Just as we are now permitted to commit suicide, so also we are permitted to refuse medical treatment, even when that treatment is necessary for life. But this is as far as it goes.
We can insist that doctors stop treating us, knowing and intending that we then die; but we cannot insist that doctors help us to die. Should we be able to insist on this?
Issues about euthanasia and assisted suicide are currently much discussed, but it seems clear that the argument for changing, and relaxing, the law is stronger in cases where the patient wants to die, and life would be bad, than where she wants to die, even though life would be good.
No doctors want to be required to end a life they think is worth living. So in this sort of case, a right to refuse treatment is probably as far as we want to go.
Consider then the case where the patient want to live, but life won’t be worthwhile. There are two versions of such a life.
In the first the life is of neutral value – it’s neither good nor bad for the patient to carry on living. Perhaps life in an irreversible coma, or a persistent vegetative state is like this.
In the second, life is of negative value, and worse than nothing. A life of pain might be like this.
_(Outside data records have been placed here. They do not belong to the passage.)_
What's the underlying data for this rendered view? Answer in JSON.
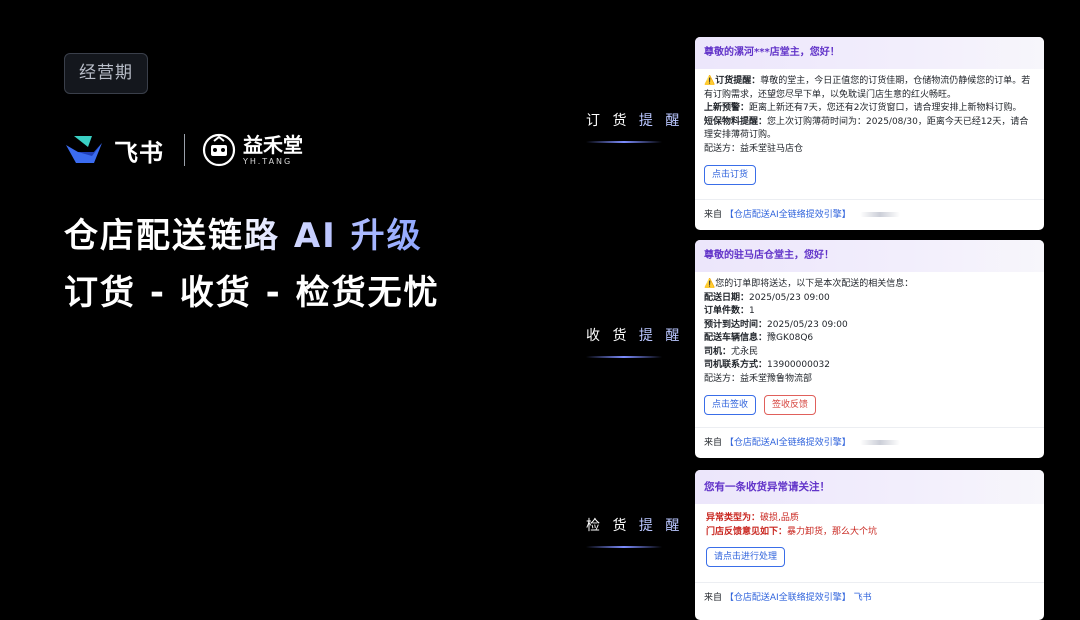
{
  "badge": "经营期",
  "brand": {
    "feishu": "飞书",
    "partner_cn": "益禾堂",
    "partner_en": "YH.TANG"
  },
  "headline": "仓店配送链路 AI 升级",
  "subline": "订货 - 收货 - 检货无忧",
  "steps": [
    {
      "prefix": "订 货 ",
      "accent": "提 醒"
    },
    {
      "prefix": "收 货 ",
      "accent": "提 醒"
    },
    {
      "prefix": "检 货 ",
      "accent": "提 醒"
    }
  ],
  "cards": {
    "order": {
      "title": "尊敬的漯河***店堂主，您好！",
      "line1_label": "⚠️订货提醒：",
      "line1_text": "尊敬的堂主，今日正值您的订货佳期，仓储物流仍静候您的订单。若有订购需求，还望您尽早下单，以免耽误门店生意的红火畅旺。",
      "line2_label": "上新预警：",
      "line2_text": "距离上新还有7天，您还有2次订货窗口，请合理安排上新物料订购。",
      "line3_label": "短保物料提醒：",
      "line3_text": "您上次订购薄荷时间为：2025/08/30，距离今天已经12天，请合理安排薄荷订购。",
      "line4": "配送方：益禾堂驻马店仓",
      "button": "点击订货",
      "footer_prefix": "来自",
      "footer_source": "【仓店配送AI全链络提效引擎】"
    },
    "receive": {
      "title": "尊敬的驻马店仓堂主，您好！",
      "intro": "⚠️您的订单即将送达，以下是本次配送的相关信息：",
      "rows": [
        {
          "label": "配送日期：",
          "value": "2025/05/23 09:00"
        },
        {
          "label": "订单件数：",
          "value": "1"
        },
        {
          "label": "预计到达时间：",
          "value": "2025/05/23 09:00"
        },
        {
          "label": "配送车辆信息：",
          "value": "豫GK08Q6"
        },
        {
          "label": "司机：",
          "value": "尤永民"
        },
        {
          "label": "司机联系方式：",
          "value": "13900000032"
        }
      ],
      "carrier": "配送方：益禾堂豫鲁物流部",
      "button_primary": "点击签收",
      "button_secondary": "签收反馈",
      "footer_prefix": "来自",
      "footer_source": "【仓店配送AI全链络提效引擎】"
    },
    "inspect": {
      "title": "您有一条收货异常请关注！",
      "line1_label": "异常类型为：",
      "line1_value": "破损,品质",
      "line2_label": "门店反馈意见如下：",
      "line2_value": "暴力卸货，那么大个坑",
      "button": "请点击进行处理",
      "footer_prefix": "来自",
      "footer_source": "【仓店配送AI全联络提效引擎】",
      "footer_app": "飞书"
    }
  },
  "colors": {
    "background": "#000000",
    "card_title": "#6234c9",
    "link": "#2f63dc",
    "danger": "#c9261f",
    "accent": "#8fa7ff"
  }
}
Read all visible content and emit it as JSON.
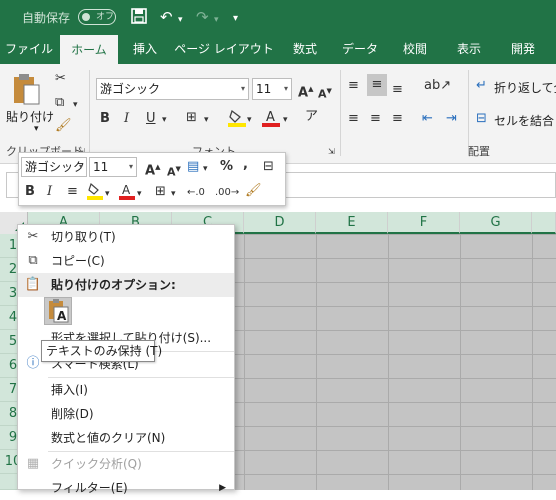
{
  "titlebar": {
    "autosave_label": "自動保存",
    "autosave_toggle": "オフ"
  },
  "tabs": [
    {
      "label": "ファイル"
    },
    {
      "label": "ホーム"
    },
    {
      "label": "挿入"
    },
    {
      "label": "ページ レイアウト"
    },
    {
      "label": "数式"
    },
    {
      "label": "データ"
    },
    {
      "label": "校閲"
    },
    {
      "label": "表示"
    },
    {
      "label": "開発"
    }
  ],
  "ribbon": {
    "paste_label": "貼り付け",
    "clipboard_group": "クリップボード",
    "font_name": "游ゴシック",
    "font_size": "11",
    "font_group": "フォント",
    "wrap_text": "折り返して全",
    "merge_center": "セルを結合し",
    "alignment_group": "配置"
  },
  "mini_toolbar": {
    "font_name": "游ゴシック",
    "font_size": "11",
    "percent": "%",
    "comma": ","
  },
  "columns": [
    "A",
    "B",
    "C",
    "D",
    "E",
    "F",
    "G"
  ],
  "rows": [
    "1",
    "2",
    "3",
    "4",
    "5",
    "6",
    "7",
    "8",
    "9",
    "10"
  ],
  "context_menu": {
    "cut": "切り取り(T)",
    "copy": "コピー(C)",
    "paste_options": "貼り付けのオプション:",
    "paste_option_glyph": "A",
    "paste_special": "形式を選択して貼り付け(S)...",
    "smart_lookup": "スマート検索(L)",
    "insert": "挿入(I)",
    "delete": "削除(D)",
    "clear_contents": "数式と値のクリア(N)",
    "quick_analysis": "クイック分析(Q)",
    "filter": "フィルター(E)"
  },
  "tooltip": "テキストのみ保持 (T)",
  "colors": {
    "excel_green": "#217346",
    "font_color_red": "#e02020",
    "fill_color_yellow": "#ffe600",
    "grid_gray": "#c4c4c4"
  }
}
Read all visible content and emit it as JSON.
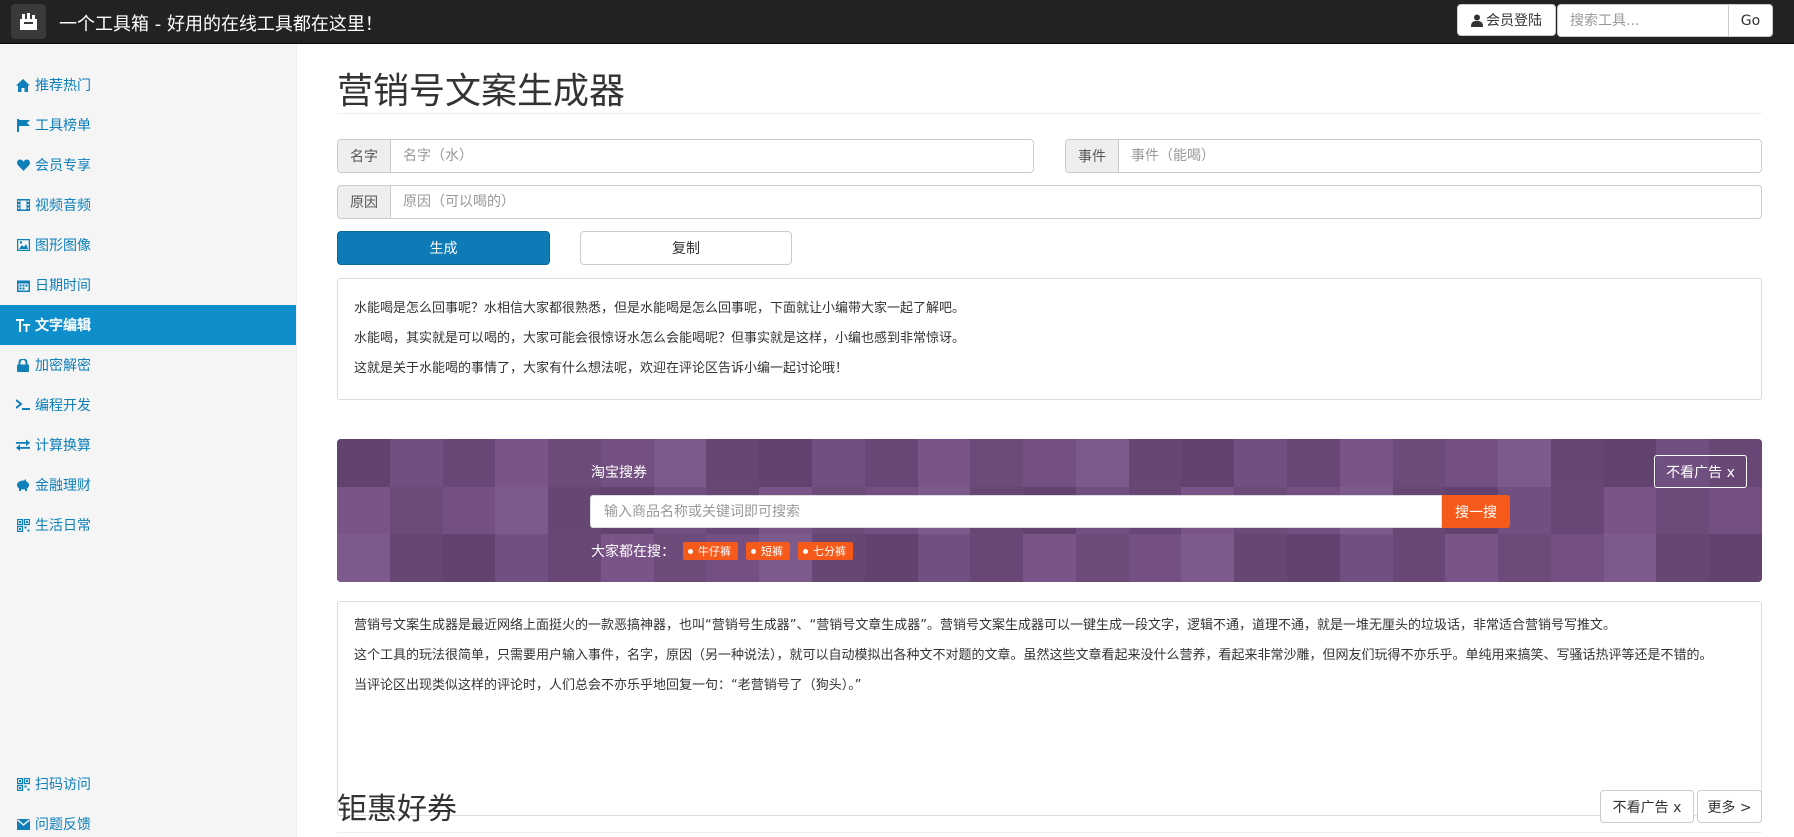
{
  "navbar": {
    "title": "一个工具箱 - 好用的在线工具都在这里！",
    "login_label": "会员登陆",
    "search_placeholder": "搜索工具...",
    "go_label": "Go"
  },
  "sidebar": {
    "items": [
      {
        "label": "推荐热门",
        "icon": "home-icon"
      },
      {
        "label": "工具榜单",
        "icon": "flag-icon"
      },
      {
        "label": "会员专享",
        "icon": "heart-icon"
      },
      {
        "label": "视频音频",
        "icon": "film-icon"
      },
      {
        "label": "图形图像",
        "icon": "picture-icon"
      },
      {
        "label": "日期时间",
        "icon": "calendar-icon"
      },
      {
        "label": "文字编辑",
        "icon": "text-size-icon"
      },
      {
        "label": "加密解密",
        "icon": "lock-icon"
      },
      {
        "label": "编程开发",
        "icon": "console-icon"
      },
      {
        "label": "计算换算",
        "icon": "transfer-icon"
      },
      {
        "label": "金融理财",
        "icon": "piggy-bank-icon"
      },
      {
        "label": "生活日常",
        "icon": "qrcode-icon"
      }
    ],
    "bottom": [
      {
        "label": "扫码访问",
        "icon": "qrcode-icon"
      },
      {
        "label": "问题反馈",
        "icon": "envelope-icon"
      }
    ],
    "active_index": 6
  },
  "form": {
    "title": "营销号文案生成器",
    "name_label": "名字",
    "name_placeholder": "名字（水）",
    "event_label": "事件",
    "event_placeholder": "事件（能喝）",
    "reason_label": "原因",
    "reason_placeholder": "原因（可以喝的）",
    "generate_label": "生成",
    "copy_label": "复制"
  },
  "output": {
    "lines": [
      "水能喝是怎么回事呢？水相信大家都很熟悉，但是水能喝是怎么回事呢，下面就让小编带大家一起了解吧。",
      "水能喝，其实就是可以喝的，大家可能会很惊讶水怎么会能喝呢？但事实就是这样，小编也感到非常惊讶。",
      "这就是关于水能喝的事情了，大家有什么想法呢，欢迎在评论区告诉小编一起讨论哦！"
    ]
  },
  "ad": {
    "label": "淘宝搜券",
    "search_placeholder": "输入商品名称或关键词即可搜索",
    "search_button": "搜一搜",
    "hot_label": "大家都在搜：",
    "tags": [
      "牛仔裤",
      "短裤",
      "七分裤"
    ],
    "close_label": "不看广告 x",
    "accent_color": "#f55a1b",
    "bg_color": "#6a4a78"
  },
  "description": {
    "paragraphs": [
      "营销号文案生成器是最近网络上面挺火的一款恶搞神器，也叫“营销号生成器”、“营销号文章生成器”。营销号文案生成器可以一键生成一段文字，逻辑不通，道理不通，就是一堆无厘头的垃圾话，非常适合营销号写推文。",
      "这个工具的玩法很简单，只需要用户输入事件，名字，原因（另一种说法），就可以自动模拟出各种文不对题的文章。虽然这些文章看起来没什么营养，看起来非常沙雕，但网友们玩得不亦乐乎。单纯用来搞笑、写骚话热评等还是不错的。",
      "当评论区出现类似这样的评论时，人们总会不亦乐乎地回复一句：“老营销号了（狗头）。”"
    ]
  },
  "coupons": {
    "title": "钜惠好券",
    "no_ad_label": "不看广告 x",
    "more_label": "更多 >"
  }
}
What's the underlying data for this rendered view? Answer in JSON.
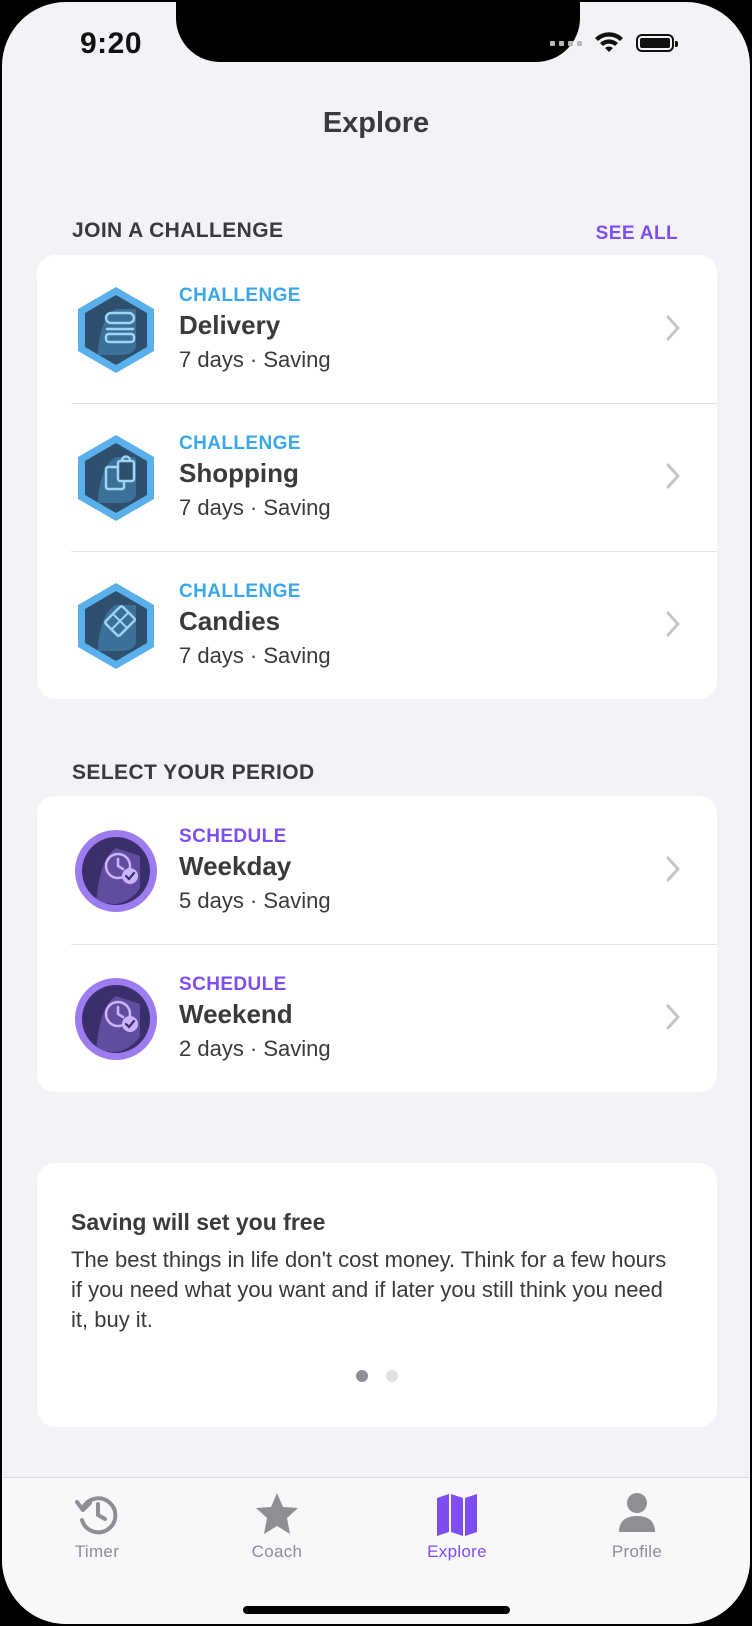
{
  "status": {
    "time": "9:20"
  },
  "nav": {
    "title": "Explore"
  },
  "challenges": {
    "heading": "JOIN A CHALLENGE",
    "see_all": "SEE ALL",
    "items": [
      {
        "kicker": "CHALLENGE",
        "title": "Delivery",
        "meta": "7 days · Saving",
        "icon": "burger-icon"
      },
      {
        "kicker": "CHALLENGE",
        "title": "Shopping",
        "meta": "7 days · Saving",
        "icon": "shopping-bags-icon"
      },
      {
        "kicker": "CHALLENGE",
        "title": "Candies",
        "meta": "7 days · Saving",
        "icon": "chocolate-icon"
      }
    ]
  },
  "period": {
    "heading": "SELECT YOUR PERIOD",
    "items": [
      {
        "kicker": "SCHEDULE",
        "title": "Weekday",
        "meta": "5 days · Saving",
        "icon": "clock-check-icon"
      },
      {
        "kicker": "SCHEDULE",
        "title": "Weekend",
        "meta": "2 days · Saving",
        "icon": "clock-check-icon"
      }
    ]
  },
  "tip": {
    "title": "Saving will set you free",
    "body": "The best things in life don't cost money. Think for a few hours if you need what you want and if later you still think you need it, buy it.",
    "page_count": 2,
    "active_page": 1
  },
  "tabs": [
    {
      "label": "Timer",
      "icon": "history-clock-icon",
      "active": false
    },
    {
      "label": "Coach",
      "icon": "star-icon",
      "active": false
    },
    {
      "label": "Explore",
      "icon": "map-icon",
      "active": true
    },
    {
      "label": "Profile",
      "icon": "person-icon",
      "active": false
    }
  ],
  "colors": {
    "accent_purple": "#7d4ef0",
    "challenge_blue": "#3aa8e8",
    "background": "#f2f2f7"
  }
}
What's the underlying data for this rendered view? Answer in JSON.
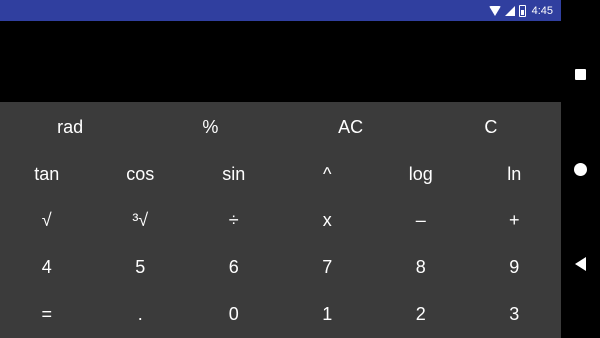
{
  "status_bar": {
    "time": "4:45",
    "icons": [
      "wifi-icon",
      "signal-icon",
      "battery-icon"
    ],
    "background_color": "#303f9f"
  },
  "display": {
    "expression": "",
    "result": ""
  },
  "keypad": {
    "background_color": "#3b3b3b",
    "rows": [
      [
        "rad",
        "%",
        "AC",
        "C"
      ],
      [
        "tan",
        "cos",
        "sin",
        "^",
        "log",
        "ln"
      ],
      [
        "√",
        "³√",
        "÷",
        "x",
        "–",
        "+"
      ],
      [
        "4",
        "5",
        "6",
        "7",
        "8",
        "9"
      ],
      [
        "=",
        ".",
        "0",
        "1",
        "2",
        "3"
      ]
    ]
  },
  "nav_bar": {
    "buttons": [
      "recents-icon",
      "home-icon",
      "back-icon"
    ]
  }
}
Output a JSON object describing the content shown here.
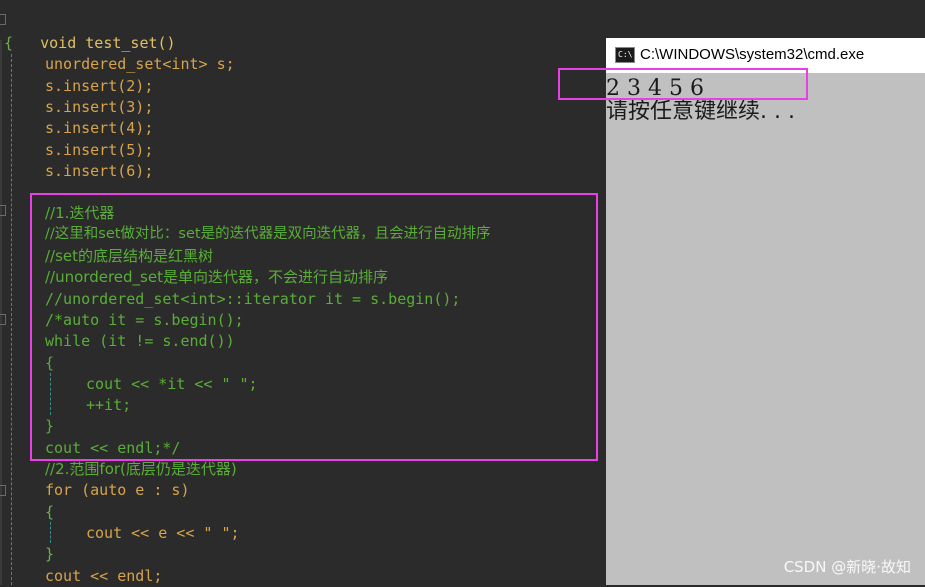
{
  "code_lines": [
    "void test_set()",
    "{",
    "unordered_set<int> s;",
    "s.insert(2);",
    "s.insert(3);",
    "s.insert(4);",
    "s.insert(5);",
    "s.insert(6);",
    "",
    "//1.迭代器",
    "//这里和set做对比：set是的迭代器是双向迭代器，且会进行自动排序",
    "//set的底层结构是红黑树",
    "//unordered_set是单向迭代器，不会进行自动排序",
    "//unordered_set<int>::iterator it = s.begin();",
    "/*auto it = s.begin();",
    "while (it != s.end())",
    "{",
    "cout << *it << \" \";",
    "++it;",
    "}",
    "cout << endl;*/",
    "//2.范围for(底层仍是迭代器)",
    "for (auto e : s)",
    "{",
    "cout << e << \" \";",
    "}",
    "cout << endl;"
  ],
  "console": {
    "title": "C:\\WINDOWS\\system32\\cmd.exe",
    "icon": "cmd-icon",
    "icon_text": "C:\\",
    "output_lines": [
      "2 3 4 5 6",
      "请按任意键继续. . ."
    ]
  },
  "watermark": "CSDN @新晓·故知",
  "colors": {
    "highlight_box": "#ea3ee6",
    "comment": "#5aae38",
    "keyword": "#d7a44a",
    "background": "#2b2b2b",
    "console_bg": "#c0c0c0"
  }
}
Should doctors in these case be concerned to give the patient what he wants, perhaps responding to demonstrations of autonomy? Or should they be focused on what is good for the patient, thinking instead of his best interests, or well-being?
This is more or less the dilemma facing the clinical team in Mr. Khan’s case. "More or less" as it is the friends and relatives, rather than Mr Khan himself, who are asking the doctors once more to intervene. They claim that this is what Mr. Khan would want.
So there’s a question about what is best here, and the ethics team are consulted. Perhaps they drag their feet. And perhaps this is where the cross-cultural complications come into play.
It seems clear, in these later stages, that it would be best for Mr. Khan to be allowed to die, rather than to continue a life of distress and pain. And it seems not to be clear, in spite of what the family says, that Mr. Khan wants to go on in such a condition.
So why not let him die? The worry here is that the team, and the committee, might be more concerned to avoid confrontation with the family, the risk of being sued, bad publicity about racial or religious insensitivities, than to do what is best for their patient.
The ethical issues in this sort of case are not straightforward.